Johnny goes to Brian's workplace, knocks him out, and sets him and the marina on fire. Unknown to Johnny, Brian manages to regain consciousness and escapes. Johnny then calls Melissa and tells her to come to his house. Melissa refuses until she hears Cammie calling her name. Johnny reveals that he killed Melissa's mother to lure them to the house in hopes of starting a new family. Melissa frantically searches Johnny's house wherever she hears Cammie's voice only to find that the sound has been coming from Johnny's home movie and the baby monitor in the basement. Melissa refuses to be Johnny's mother, declaring that she and her family do not love him. After being enraged and heartbroken, Johnny tries to bury Melissa in a hole created for his father, but she escapes.

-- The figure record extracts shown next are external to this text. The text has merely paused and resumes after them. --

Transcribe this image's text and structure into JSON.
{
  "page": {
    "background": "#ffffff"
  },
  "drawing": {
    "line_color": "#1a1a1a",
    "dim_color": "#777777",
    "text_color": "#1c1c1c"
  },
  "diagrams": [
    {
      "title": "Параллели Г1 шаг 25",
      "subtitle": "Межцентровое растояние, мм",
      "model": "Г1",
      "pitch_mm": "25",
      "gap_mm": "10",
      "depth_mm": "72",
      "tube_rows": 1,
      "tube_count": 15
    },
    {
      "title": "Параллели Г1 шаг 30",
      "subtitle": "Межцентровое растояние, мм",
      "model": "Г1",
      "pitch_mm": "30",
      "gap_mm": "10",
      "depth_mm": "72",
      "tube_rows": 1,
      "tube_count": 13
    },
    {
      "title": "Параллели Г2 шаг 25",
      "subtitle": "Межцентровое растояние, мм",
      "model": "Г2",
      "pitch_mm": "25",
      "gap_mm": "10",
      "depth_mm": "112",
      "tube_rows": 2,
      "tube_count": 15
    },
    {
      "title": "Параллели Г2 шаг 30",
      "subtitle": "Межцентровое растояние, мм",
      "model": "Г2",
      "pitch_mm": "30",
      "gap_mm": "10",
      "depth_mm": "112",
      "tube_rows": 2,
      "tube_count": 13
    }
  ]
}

Now completely unhinged, Johnny pursues Melissa and Cammie with a pickaxe. Johnny and Melissa struggle with the axe until the police arrive. Johnny frantically claims Melissa is crazy and tried to kill him, even saying she murdered his father. However, to his horror, Johnny sees Brian step out of the squad car, saying that it's over, having already told the police everything. The cops take Johnny away as he breaks down hysterically and vainly begs for Melissa to tell them that he is a good boy and for the cops to let him go, while the cops have a talk with Melissa, Brian and Cammie about the whole situation with Johnny as the movie ends.

==Cast==
- Marc Marut as Johnny McFarley
- Alexandra Paul as Melissa Thorpe
- William Katt as Brian
- Karyn Dwyer as Brenda
- Krista Errickson as Diana
- Frances Bay as Mrs. Rosemont
- Brigid Tierney as Cammie Thorpe
- Barry Flatman as Mr. McFarley
- Derek Johnston as Brenda's Boyfriend
- Claire Riley as Jeanne Stalcup
- Jenny Campbell as Tiffany
- Mathieu Kermoyan as Uri
- Bobo Vian as Dora
- James Rae as Travis
- Frelin The Dog as Peaches The Dog
- Sam Stone (uncredited) as Police Sergeant

==Production==
===Filming===
Principal photography started on July 26, 1993, and ended on August 27, 1993.

==Reception==
When the film appeared on VHS, Entertainment Weekly gave it an enthusiastic review: "incredibly fun... the best movie about an evil kid since The Omen".